Where should permanent user settings be stored?

It is better to move permanent preferences into a profile or separate memory. That usually includes language, role, answer format, units of measure, and internal rules. Then the application inserts short fields instead of dragging along a long tail of old chats.

What chat history limit is best to set?

Set a budget in tokens for the whole input instead of a message count. For many scenarios, a hard cap such as 6–8 thousand tokens for the system prompt and working history is enough. This is easier to control, and the chat does not grow unnoticed.

Why can even a short question be expensive?

Because the user’s question itself often takes up very little space, while the system adds a lot around it. The expensive parts are the system prompt, chunks of history, document fragments, JSON, logs, and tool responses. In the end, the user writes one sentence, but the model reads several thousand tokens.

How can I tell that I trimmed the context too much?
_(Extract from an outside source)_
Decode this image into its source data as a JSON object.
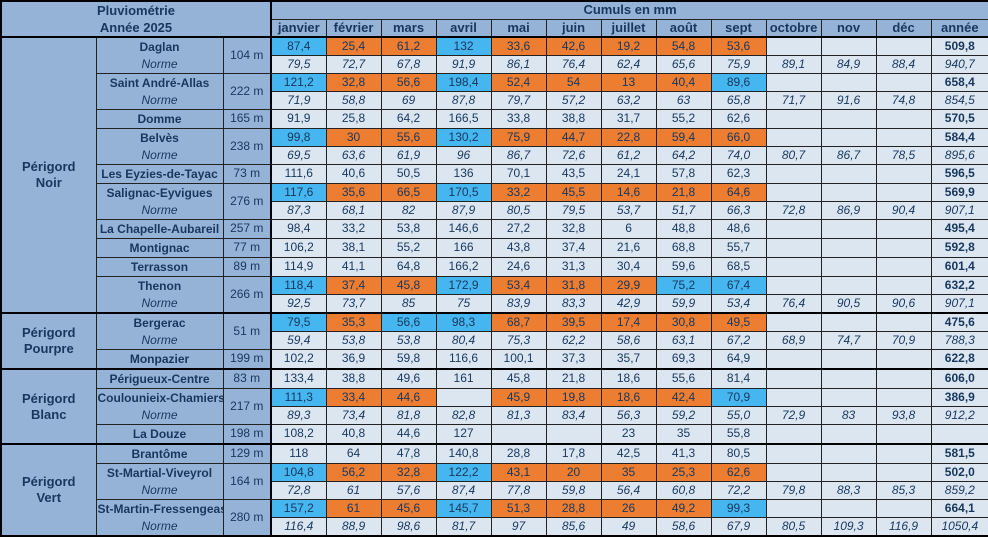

Look at the quality of the next step, not just the price of one request. If the model loses the date, limit, exception, restriction, or starts asking for extra clarification, you have cut too much. In that case, bring back 2–3 facts or leave the last block of messages uncompressed.

Do I need to send the model the full tool response?

No, a full output is rarely needed. If the tool returned a large JSON, table, log, or HTML, extract only the fields that the next answer depends on. That way the model reads less noise, responds faster, and gets confused less often.